Tweaks for a cool weather adaptation

So you've tried out a summery take on an old fashioned, sipping the refreshing cocktail throughout the hotter months of the year. However, what about when the temperature drops and you're craving an altogether different type of flavor profile? Luckily, the old fashioned is equally well suited to cold weather adaptations.

Since an old fashioned is such a simple drink, you want to start with the spirit. Something as easy as swapping out your preferred whiskey for a spiced rye, for example, can give the drink an entirely different flavor profile. And when it comes to adding sweetness, swap out the white sugar you might use in the summer months for a dark demerara sugar, or a simple syrup infused with seasonal spices such as cloves, cinnamon sticks, or even ginger for a bit of a kick.

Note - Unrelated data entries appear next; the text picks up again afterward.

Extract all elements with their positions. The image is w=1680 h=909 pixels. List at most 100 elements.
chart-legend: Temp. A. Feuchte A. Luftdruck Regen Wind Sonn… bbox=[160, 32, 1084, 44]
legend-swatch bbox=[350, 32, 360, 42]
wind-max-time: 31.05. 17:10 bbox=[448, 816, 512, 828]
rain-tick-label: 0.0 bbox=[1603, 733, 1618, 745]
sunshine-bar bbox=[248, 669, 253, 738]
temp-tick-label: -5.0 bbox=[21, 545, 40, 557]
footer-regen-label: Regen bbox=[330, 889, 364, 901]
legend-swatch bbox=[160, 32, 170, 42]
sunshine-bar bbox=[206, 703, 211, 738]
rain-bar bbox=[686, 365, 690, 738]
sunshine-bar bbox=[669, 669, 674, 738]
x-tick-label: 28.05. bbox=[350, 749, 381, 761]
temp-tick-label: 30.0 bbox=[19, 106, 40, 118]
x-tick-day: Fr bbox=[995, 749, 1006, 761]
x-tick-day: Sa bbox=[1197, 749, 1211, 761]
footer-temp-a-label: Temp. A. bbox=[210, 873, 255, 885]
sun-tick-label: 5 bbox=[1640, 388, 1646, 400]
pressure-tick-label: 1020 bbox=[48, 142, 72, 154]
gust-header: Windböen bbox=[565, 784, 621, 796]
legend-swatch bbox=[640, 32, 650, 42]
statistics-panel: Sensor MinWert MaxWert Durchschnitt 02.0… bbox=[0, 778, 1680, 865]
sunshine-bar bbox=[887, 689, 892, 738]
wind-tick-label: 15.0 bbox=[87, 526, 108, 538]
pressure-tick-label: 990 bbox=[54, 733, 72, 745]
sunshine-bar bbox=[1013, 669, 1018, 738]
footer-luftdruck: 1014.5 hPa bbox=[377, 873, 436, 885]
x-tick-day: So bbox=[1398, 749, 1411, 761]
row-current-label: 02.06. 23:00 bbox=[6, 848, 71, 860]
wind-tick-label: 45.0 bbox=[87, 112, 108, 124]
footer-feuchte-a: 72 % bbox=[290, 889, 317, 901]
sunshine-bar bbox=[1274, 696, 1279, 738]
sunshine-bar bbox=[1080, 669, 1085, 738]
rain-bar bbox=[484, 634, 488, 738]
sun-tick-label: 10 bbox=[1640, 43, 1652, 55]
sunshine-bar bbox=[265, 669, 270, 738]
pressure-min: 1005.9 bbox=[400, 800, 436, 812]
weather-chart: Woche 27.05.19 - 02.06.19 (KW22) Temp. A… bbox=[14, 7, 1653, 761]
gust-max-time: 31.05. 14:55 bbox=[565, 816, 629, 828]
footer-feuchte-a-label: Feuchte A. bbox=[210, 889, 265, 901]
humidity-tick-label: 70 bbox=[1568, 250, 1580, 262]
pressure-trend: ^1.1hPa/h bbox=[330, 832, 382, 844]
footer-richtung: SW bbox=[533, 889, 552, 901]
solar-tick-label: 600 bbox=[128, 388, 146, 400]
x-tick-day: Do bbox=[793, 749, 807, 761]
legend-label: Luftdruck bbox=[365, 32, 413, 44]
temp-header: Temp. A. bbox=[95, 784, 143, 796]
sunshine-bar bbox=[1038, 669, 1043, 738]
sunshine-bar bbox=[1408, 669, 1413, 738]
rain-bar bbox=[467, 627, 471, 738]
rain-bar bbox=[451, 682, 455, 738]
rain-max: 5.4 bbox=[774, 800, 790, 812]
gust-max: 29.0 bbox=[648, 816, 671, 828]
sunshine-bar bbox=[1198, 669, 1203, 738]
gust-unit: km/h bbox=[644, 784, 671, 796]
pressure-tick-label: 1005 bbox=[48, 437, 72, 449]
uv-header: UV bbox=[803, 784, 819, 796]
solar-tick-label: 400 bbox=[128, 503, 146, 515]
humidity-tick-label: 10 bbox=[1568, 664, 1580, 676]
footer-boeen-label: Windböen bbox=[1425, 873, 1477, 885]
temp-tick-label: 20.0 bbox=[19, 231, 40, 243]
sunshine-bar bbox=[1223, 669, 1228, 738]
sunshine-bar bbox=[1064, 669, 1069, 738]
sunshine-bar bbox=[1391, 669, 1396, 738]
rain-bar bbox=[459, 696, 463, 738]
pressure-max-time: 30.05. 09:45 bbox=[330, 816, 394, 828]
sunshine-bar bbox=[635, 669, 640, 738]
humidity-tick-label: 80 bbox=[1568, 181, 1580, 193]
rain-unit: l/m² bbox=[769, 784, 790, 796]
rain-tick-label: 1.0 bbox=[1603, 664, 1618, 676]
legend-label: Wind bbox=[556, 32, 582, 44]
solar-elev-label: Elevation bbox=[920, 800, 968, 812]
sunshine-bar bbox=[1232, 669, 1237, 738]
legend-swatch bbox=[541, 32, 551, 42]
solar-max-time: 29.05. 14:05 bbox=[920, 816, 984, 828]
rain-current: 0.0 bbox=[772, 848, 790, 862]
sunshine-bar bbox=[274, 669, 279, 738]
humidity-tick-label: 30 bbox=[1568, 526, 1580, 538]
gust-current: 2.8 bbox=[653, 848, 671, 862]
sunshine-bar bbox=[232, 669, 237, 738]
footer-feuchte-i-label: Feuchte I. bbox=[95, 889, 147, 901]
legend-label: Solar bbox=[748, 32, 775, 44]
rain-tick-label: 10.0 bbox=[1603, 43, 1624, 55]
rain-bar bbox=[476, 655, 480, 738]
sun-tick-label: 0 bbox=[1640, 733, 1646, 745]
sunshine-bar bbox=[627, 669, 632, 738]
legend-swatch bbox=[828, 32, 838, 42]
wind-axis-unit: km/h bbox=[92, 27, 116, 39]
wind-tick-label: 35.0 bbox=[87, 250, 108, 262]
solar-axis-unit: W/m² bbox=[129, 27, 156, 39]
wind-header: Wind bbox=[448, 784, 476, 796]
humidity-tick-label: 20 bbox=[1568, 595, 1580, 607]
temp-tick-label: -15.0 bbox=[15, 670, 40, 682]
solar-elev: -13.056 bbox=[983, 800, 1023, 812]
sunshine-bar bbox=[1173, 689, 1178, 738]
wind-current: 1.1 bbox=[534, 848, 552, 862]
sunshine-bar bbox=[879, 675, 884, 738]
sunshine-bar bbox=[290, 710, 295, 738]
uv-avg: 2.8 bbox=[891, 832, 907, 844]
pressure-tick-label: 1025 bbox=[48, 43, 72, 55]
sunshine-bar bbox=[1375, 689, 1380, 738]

When in doubt about which flavors would capture the season, just think of the types of baked goods you often see during the cooler months. An autumnal twist might involve apple or pumpkin, for example, while a winter cocktail could incorporate cranberries or rosemary. Adding some smokiness through a toasted garnish or even warming the drink up can also offer a unique take.

Ultimately, though, you want to stay true to the simplicity of the drink, no matter what upgrades you're envisioning — as Nashville-based bartender Jon Howard told Thrillist, "when making an old fashioned, the best advice I can give is that less is more."